While the Monetary Authority of Singapore (MAS) has been playing an active role as Singapore’s financial regulator, it is only in recent years that the anti-money laundering role has come into focus.

Singapore’s position as a leading financial centre and Fintech hub makes it particularly vulnerable to money laundering due to large cross-border flows (trade-based money laundering/TBML) and a flourishing practice of using shell firms for doing business in Singapore.

Singapore’s unique ecosystem of legit shell firms

Singapore’s financial policy and business norms require that any foreign company setting up a business in Singapore has at least one local director. Professional consultancy and legal firms frequently offer bundled services for company incorporation, that include a nominee director and a Singapore registered address. This has led to an ecosystem of companies, that are asset-poor, whose only role is to serve as an intermediary. They may be hired for administrative work, cutting through bureaucratic red tape, or providing of local office address and names of directors. This is considered legitimate as they are used by foreign companies who open a branch in Singapore, cryptocurrency exchanges wanting a safe haven, or companies looking for a takeover of a local firm.

However, these firms ultimately remain shell firms, and the appeal to use them for money laundering is strong. While they facilitate ease of starting a business, they also lead to misuse for laundering the proceeds of financial crime.

How Singapore’s shell firms have turned Laundromats

Traditionally, money launders have used offshore shell firms to park illicit money. However, they have shifted to using Singapore’s legit onshore shell companies to evade detection, as per Valerie Tay, who heads the anti-money laundering department at MAS.

As Singapore’s shell companies come under scrutiny, it has been discovered that thousands of shell companies are being used as fronts for laundering dirty money paying as little as S$250 a month for the use of Singapore residents as directors. MAS noted that the country’s open business policies have made it vulnerable to money-laundering and threats of terrorism-financing. Foreign criminals have turned their attention to using Singapore shell companies for criminal activities in recent years. Data shared by the Commercial Affairs Department (CAD) revealed that Singapore nominee directors are aiding money laundering offences in recent times. Last year, two directors were prosecuted for acting as fronts for fraudulent wire transfers and possibly seeking to conceal where the fund is going.

Signs of suspicious financial activity being scrutinised by MAS include high-speed transactions, unusually large transactions, and unexpected patterns. As Singapore’s dense ecosystem of shell firms faces Regulator scrutiny, banks have been asked to facilitate the sharing of data and information. This is to avoid the risk of money laundering and terror financing, as well as to prevent the misuse of corporate structure by shell companies for various unlawful activities.

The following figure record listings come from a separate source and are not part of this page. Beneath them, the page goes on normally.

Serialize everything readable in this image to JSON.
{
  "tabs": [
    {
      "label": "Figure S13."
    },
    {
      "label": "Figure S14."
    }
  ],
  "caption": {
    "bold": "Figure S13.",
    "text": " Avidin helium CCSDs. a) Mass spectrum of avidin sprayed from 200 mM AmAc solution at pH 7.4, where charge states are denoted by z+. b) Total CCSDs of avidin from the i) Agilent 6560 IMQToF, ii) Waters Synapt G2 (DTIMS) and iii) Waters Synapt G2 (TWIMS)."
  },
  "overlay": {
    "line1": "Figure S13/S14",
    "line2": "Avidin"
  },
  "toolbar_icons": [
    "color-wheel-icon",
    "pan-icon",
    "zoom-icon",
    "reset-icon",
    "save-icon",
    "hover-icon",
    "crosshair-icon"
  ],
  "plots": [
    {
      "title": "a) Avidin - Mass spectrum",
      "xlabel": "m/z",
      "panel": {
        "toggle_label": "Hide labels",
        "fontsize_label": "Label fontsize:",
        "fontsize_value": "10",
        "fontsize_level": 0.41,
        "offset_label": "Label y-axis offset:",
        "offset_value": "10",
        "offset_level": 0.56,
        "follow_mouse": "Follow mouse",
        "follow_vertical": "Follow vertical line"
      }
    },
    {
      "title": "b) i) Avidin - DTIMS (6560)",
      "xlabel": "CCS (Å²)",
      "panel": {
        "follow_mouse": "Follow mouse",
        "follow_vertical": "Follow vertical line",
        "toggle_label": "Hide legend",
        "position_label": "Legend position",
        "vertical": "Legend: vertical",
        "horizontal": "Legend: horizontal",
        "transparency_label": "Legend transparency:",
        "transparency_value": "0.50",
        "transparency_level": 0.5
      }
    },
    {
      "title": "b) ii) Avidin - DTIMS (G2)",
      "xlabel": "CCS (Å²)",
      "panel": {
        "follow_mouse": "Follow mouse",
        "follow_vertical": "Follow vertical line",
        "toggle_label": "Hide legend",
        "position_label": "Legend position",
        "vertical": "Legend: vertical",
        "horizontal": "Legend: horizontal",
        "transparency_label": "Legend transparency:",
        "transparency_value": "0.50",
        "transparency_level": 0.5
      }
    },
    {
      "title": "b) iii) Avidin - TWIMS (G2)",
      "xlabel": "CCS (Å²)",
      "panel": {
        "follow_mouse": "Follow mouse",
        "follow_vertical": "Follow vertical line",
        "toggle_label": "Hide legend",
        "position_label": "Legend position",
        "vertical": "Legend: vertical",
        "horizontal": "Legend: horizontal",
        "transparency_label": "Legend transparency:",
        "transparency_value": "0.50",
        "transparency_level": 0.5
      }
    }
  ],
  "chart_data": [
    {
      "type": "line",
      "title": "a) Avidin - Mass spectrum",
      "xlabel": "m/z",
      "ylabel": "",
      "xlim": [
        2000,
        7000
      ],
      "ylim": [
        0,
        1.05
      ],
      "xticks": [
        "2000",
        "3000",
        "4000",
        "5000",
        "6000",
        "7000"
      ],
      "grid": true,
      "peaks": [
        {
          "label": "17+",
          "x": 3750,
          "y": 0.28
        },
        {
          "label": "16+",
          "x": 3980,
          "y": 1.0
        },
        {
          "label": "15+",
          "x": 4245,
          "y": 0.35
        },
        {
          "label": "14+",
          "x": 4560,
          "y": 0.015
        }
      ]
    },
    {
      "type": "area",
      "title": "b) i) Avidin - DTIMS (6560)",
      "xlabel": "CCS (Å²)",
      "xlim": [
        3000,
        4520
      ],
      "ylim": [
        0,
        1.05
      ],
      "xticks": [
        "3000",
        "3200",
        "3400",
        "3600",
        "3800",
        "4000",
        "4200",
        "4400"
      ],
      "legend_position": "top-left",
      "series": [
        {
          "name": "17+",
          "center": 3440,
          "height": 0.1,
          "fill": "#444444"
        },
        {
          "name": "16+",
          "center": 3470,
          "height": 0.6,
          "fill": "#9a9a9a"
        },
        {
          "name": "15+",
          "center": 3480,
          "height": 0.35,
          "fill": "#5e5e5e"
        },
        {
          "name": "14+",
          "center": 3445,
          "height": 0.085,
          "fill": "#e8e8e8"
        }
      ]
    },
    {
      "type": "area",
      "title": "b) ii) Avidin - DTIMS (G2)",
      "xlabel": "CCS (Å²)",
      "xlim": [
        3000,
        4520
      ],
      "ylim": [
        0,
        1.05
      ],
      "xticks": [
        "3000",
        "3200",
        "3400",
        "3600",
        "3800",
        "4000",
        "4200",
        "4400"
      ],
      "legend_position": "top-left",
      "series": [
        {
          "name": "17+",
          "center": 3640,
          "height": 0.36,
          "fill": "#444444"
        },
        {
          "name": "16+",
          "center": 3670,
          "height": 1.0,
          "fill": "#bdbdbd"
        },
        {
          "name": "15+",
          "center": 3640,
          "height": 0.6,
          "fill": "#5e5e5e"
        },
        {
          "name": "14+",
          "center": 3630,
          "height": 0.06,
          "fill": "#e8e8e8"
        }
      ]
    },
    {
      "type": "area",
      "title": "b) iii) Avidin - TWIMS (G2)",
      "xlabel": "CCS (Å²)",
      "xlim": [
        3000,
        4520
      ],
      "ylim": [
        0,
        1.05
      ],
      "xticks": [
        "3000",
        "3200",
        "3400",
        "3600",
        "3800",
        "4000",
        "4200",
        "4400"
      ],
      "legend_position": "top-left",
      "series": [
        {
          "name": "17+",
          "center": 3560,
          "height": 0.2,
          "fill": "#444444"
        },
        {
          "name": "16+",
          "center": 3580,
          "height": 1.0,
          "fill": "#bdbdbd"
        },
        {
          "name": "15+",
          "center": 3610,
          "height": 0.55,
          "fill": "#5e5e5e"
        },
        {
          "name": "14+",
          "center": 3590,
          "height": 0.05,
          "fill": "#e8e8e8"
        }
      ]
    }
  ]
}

How Singapore is tackling the menace of shell firms being used for money laundering

Singapore’s MAS is working with other government agencies to tackle the menace of money laundering/terrorist financing (ML/TF) by implementing the following measures.

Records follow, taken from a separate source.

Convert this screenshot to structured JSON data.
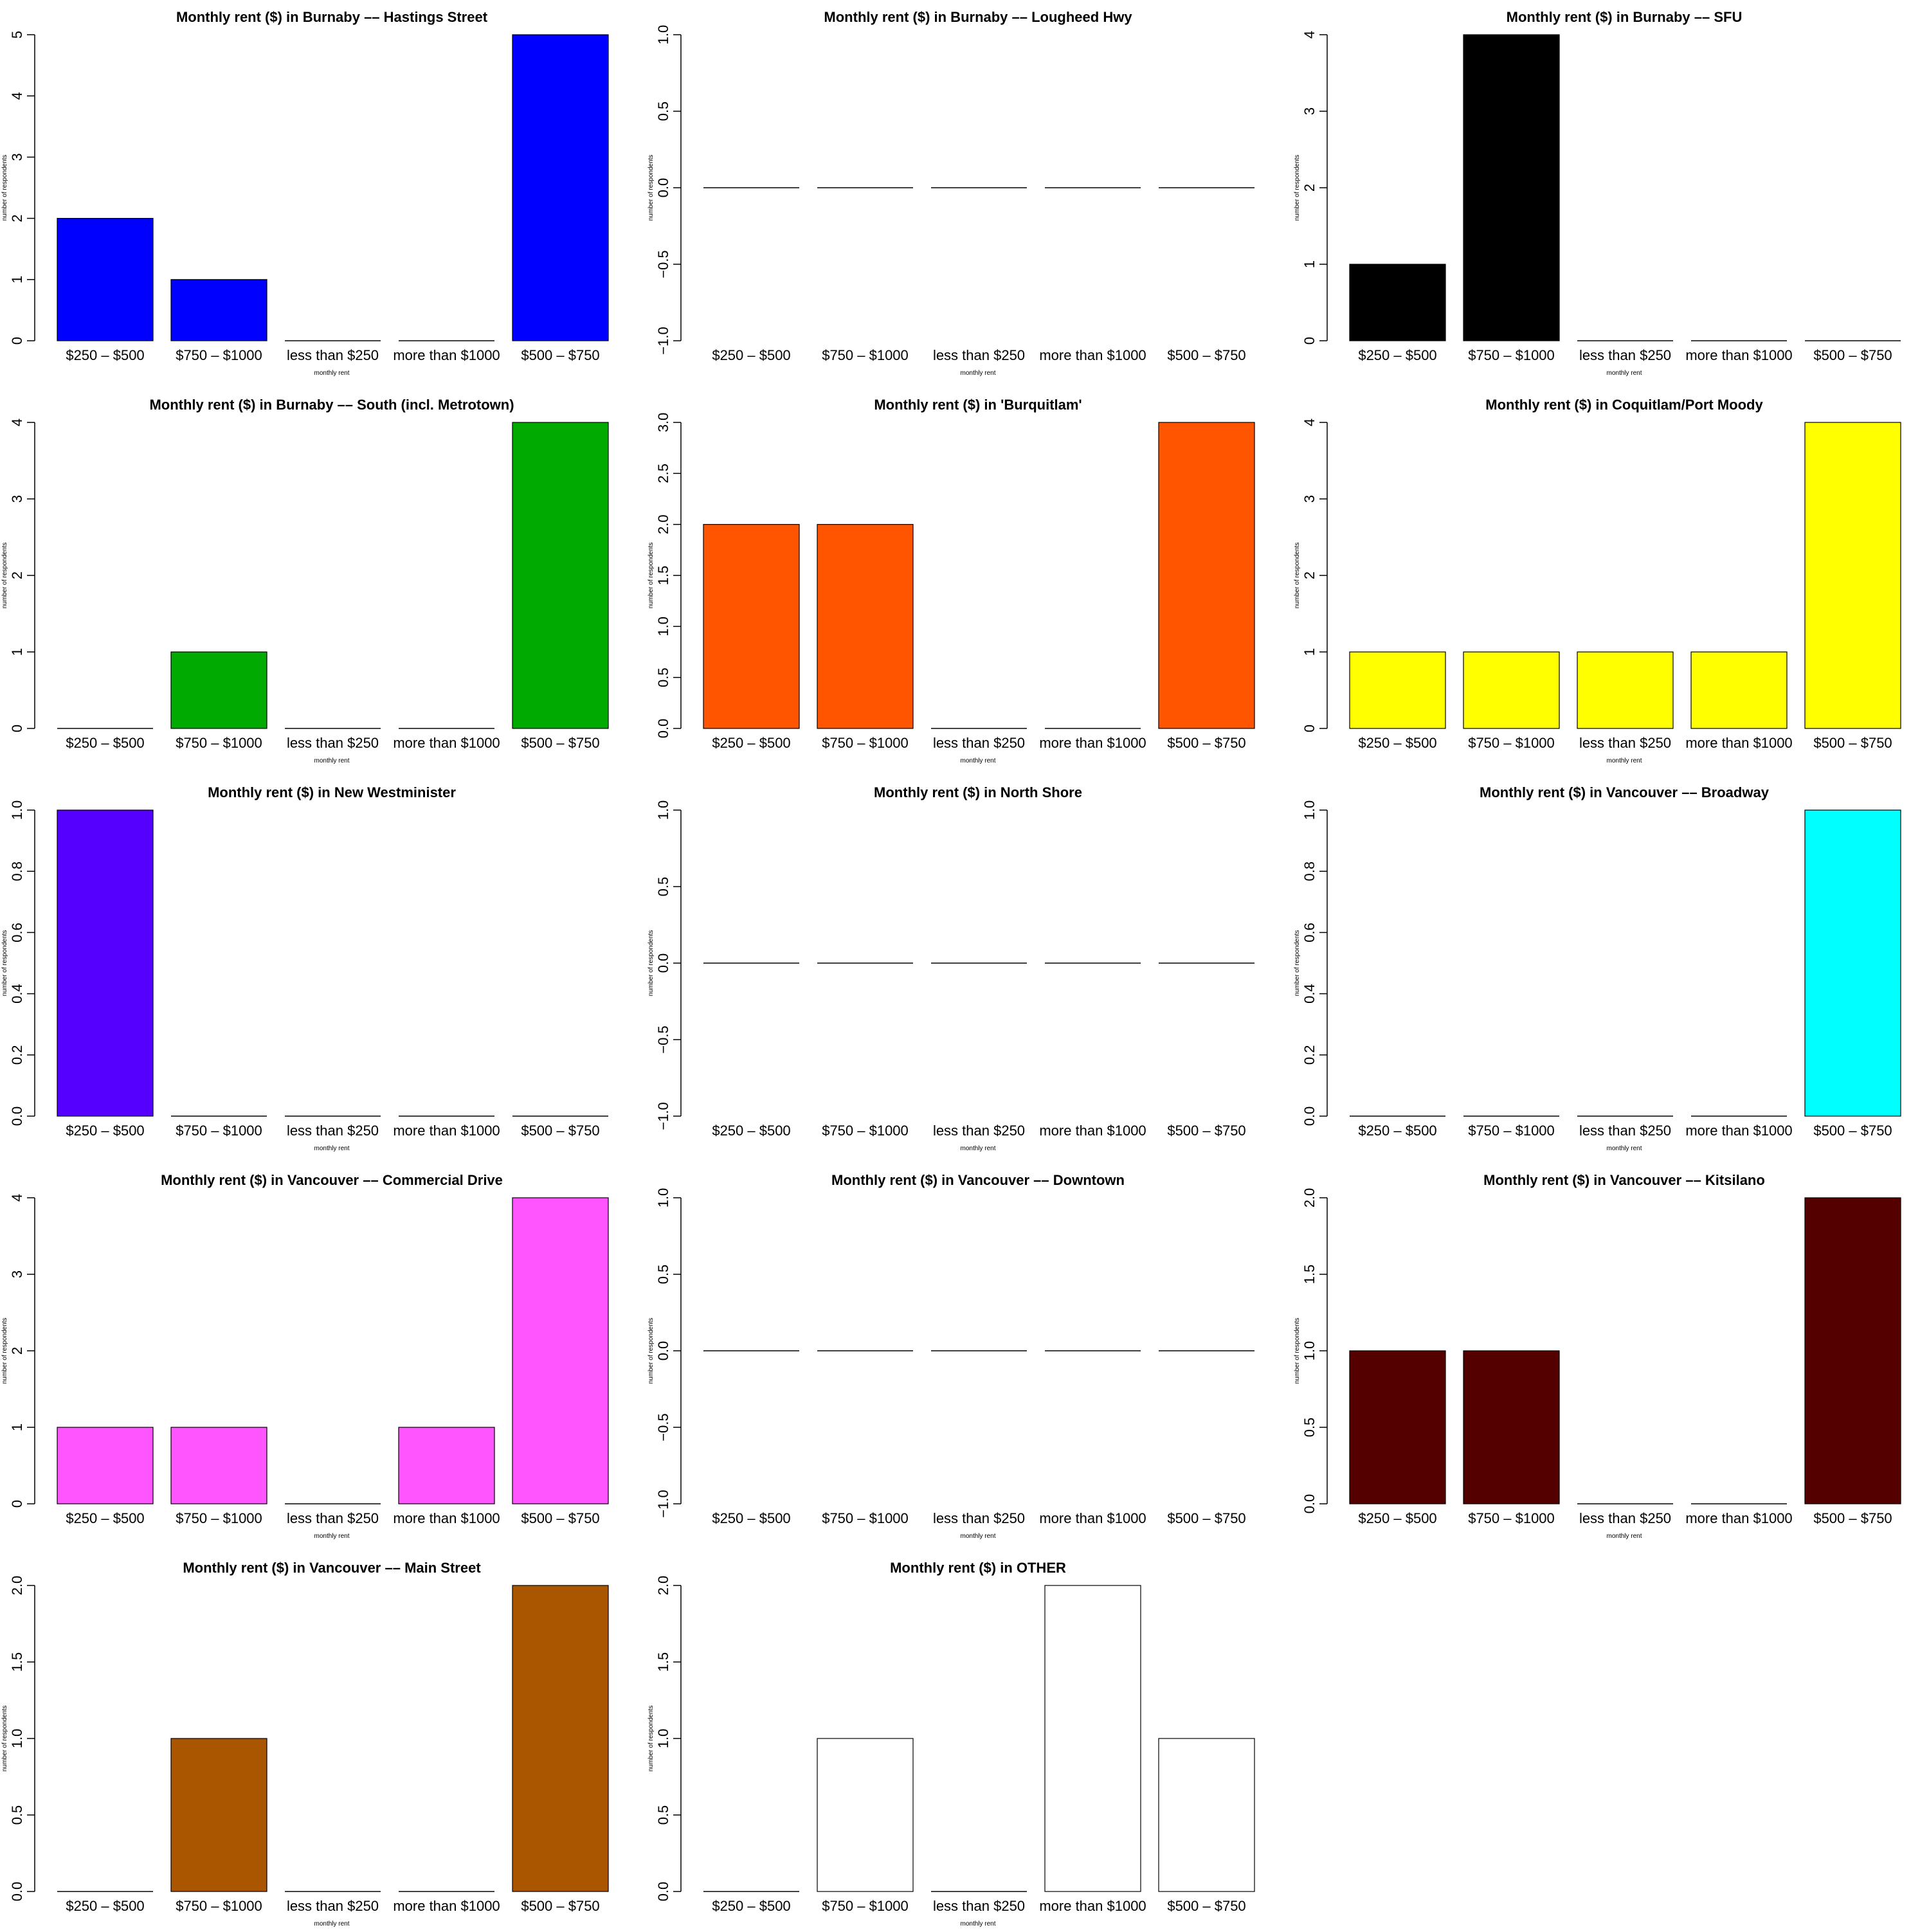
{
  "figure": {
    "categories": [
      "$250 – $500",
      "$750 – $1000",
      "less than $250",
      "more than $1000",
      "$500 – $750"
    ],
    "xlabel": "monthly rent",
    "ylabel": "number of respondents"
  },
  "chart_data": [
    {
      "type": "bar",
      "title": "Monthly rent ($) in Burnaby –– Hastings Street",
      "values": [
        2,
        1,
        0,
        0,
        5
      ],
      "ylim": [
        0,
        5
      ],
      "yticks": [
        "0",
        "1",
        "2",
        "3",
        "4",
        "5"
      ],
      "color": "#0000FF"
    },
    {
      "type": "bar",
      "title": "Monthly rent ($) in Burnaby –– Lougheed Hwy",
      "values": [
        0,
        0,
        0,
        0,
        0
      ],
      "ylim": [
        -1,
        1
      ],
      "yticks": [
        "−1.0",
        "−0.5",
        "0.0",
        "0.5",
        "1.0"
      ],
      "color": "#FFFFFF"
    },
    {
      "type": "bar",
      "title": "Monthly rent ($) in Burnaby –– SFU",
      "values": [
        1,
        4,
        0,
        0,
        0
      ],
      "ylim": [
        0,
        4
      ],
      "yticks": [
        "0",
        "1",
        "2",
        "3",
        "4"
      ],
      "color": "#000000"
    },
    {
      "type": "bar",
      "title": "Monthly rent ($) in Burnaby –– South (incl. Metrotown)",
      "values": [
        0,
        1,
        0,
        0,
        4
      ],
      "ylim": [
        0,
        4
      ],
      "yticks": [
        "0",
        "1",
        "2",
        "3",
        "4"
      ],
      "color": "#00AA00"
    },
    {
      "type": "bar",
      "title": "Monthly rent ($) in 'Burquitlam'",
      "values": [
        2,
        2,
        0,
        0,
        3
      ],
      "ylim": [
        0,
        3
      ],
      "yticks": [
        "0.0",
        "0.5",
        "1.0",
        "1.5",
        "2.0",
        "2.5",
        "3.0"
      ],
      "color": "#FF5500"
    },
    {
      "type": "bar",
      "title": "Monthly rent ($) in Coquitlam/Port Moody",
      "values": [
        1,
        1,
        1,
        1,
        4
      ],
      "ylim": [
        0,
        4
      ],
      "yticks": [
        "0",
        "1",
        "2",
        "3",
        "4"
      ],
      "color": "#FFFF00"
    },
    {
      "type": "bar",
      "title": "Monthly rent ($) in New Westminister",
      "values": [
        1,
        0,
        0,
        0,
        0
      ],
      "ylim": [
        0,
        1
      ],
      "yticks": [
        "0.0",
        "0.2",
        "0.4",
        "0.6",
        "0.8",
        "1.0"
      ],
      "color": "#5500FF"
    },
    {
      "type": "bar",
      "title": "Monthly rent ($) in North Shore",
      "values": [
        0,
        0,
        0,
        0,
        0
      ],
      "ylim": [
        -1,
        1
      ],
      "yticks": [
        "−1.0",
        "−0.5",
        "0.0",
        "0.5",
        "1.0"
      ],
      "color": "#FFFFFF"
    },
    {
      "type": "bar",
      "title": "Monthly rent ($) in Vancouver –– Broadway",
      "values": [
        0,
        0,
        0,
        0,
        1
      ],
      "ylim": [
        0,
        1
      ],
      "yticks": [
        "0.0",
        "0.2",
        "0.4",
        "0.6",
        "0.8",
        "1.0"
      ],
      "color": "#00FFFF"
    },
    {
      "type": "bar",
      "title": "Monthly rent ($) in Vancouver –– Commercial Drive",
      "values": [
        1,
        1,
        0,
        1,
        4
      ],
      "ylim": [
        0,
        4
      ],
      "yticks": [
        "0",
        "1",
        "2",
        "3",
        "4"
      ],
      "color": "#FF55FF"
    },
    {
      "type": "bar",
      "title": "Monthly rent ($) in Vancouver –– Downtown",
      "values": [
        0,
        0,
        0,
        0,
        0
      ],
      "ylim": [
        -1,
        1
      ],
      "yticks": [
        "−1.0",
        "−0.5",
        "0.0",
        "0.5",
        "1.0"
      ],
      "color": "#FFFFFF"
    },
    {
      "type": "bar",
      "title": "Monthly rent ($) in Vancouver –– Kitsilano",
      "values": [
        1,
        1,
        0,
        0,
        2
      ],
      "ylim": [
        0,
        2
      ],
      "yticks": [
        "0.0",
        "0.5",
        "1.0",
        "1.5",
        "2.0"
      ],
      "color": "#550000"
    },
    {
      "type": "bar",
      "title": "Monthly rent ($) in Vancouver –– Main Street",
      "values": [
        0,
        1,
        0,
        0,
        2
      ],
      "ylim": [
        0,
        2
      ],
      "yticks": [
        "0.0",
        "0.5",
        "1.0",
        "1.5",
        "2.0"
      ],
      "color": "#AA5500"
    },
    {
      "type": "bar",
      "title": "Monthly rent ($) in OTHER",
      "values": [
        0,
        1,
        0,
        2,
        1
      ],
      "ylim": [
        0,
        2
      ],
      "yticks": [
        "0.0",
        "0.5",
        "1.0",
        "1.5",
        "2.0"
      ],
      "color": "#FFFFFF"
    }
  ]
}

Know your customers well / KYC

To protect the financial system from being used for financial crimes, firms are implementing KYC and being alert to suspicious patterns. This means detecting inconsistent transaction behaviour or incorrect information provided by customers that may suggest unlawful activities. Banks are required to have strict KYC process during customer onboarding as well as practices of review and transaction monitoring processes for red flags.

Use of technology and Regtech: The three major banks of Singapore – DBS Group Holdings Ltd., Overseas-Chinese Banking Corp. and United Overseas Bank Ltd. – have started using artificial intelligence and data analytics to improve detection of illicit monetary flows.

Imposing penalties: Over the last two years, MAS has imposed penalties on tow banks, Standard Chartered and United Overseas Bank, for breaches of anti-money laundering laws. This measure is to act as a deterrent against lax systems of KYC and transaction monitoring.

Vigilance against the misuse of legal persons and directors: MAS has also stepped up its vigilance against misuse of legal persons and directors for financial crime. In June this year, MAS released the framework to detect and mitigate the risk from misuse of Legal Persons. This is on top of the ACIP’s two working groups monitoring both legal persons and trade finance, to prevent ML/TF and TBML.

In 2017, the MAS and the CAD had set up a partnership with eight banks of Singapore, the CAD and other financial institutions, to collaborate for higher standards in AML/CFT. The collaboration, known as ACIP (AML/CFT Industry Partnership), is serving as a system-wide view of suspicious transaction reports, as well as information sharing for red flags. The banks scrutinise and derisk accounts suspected of illicit activity.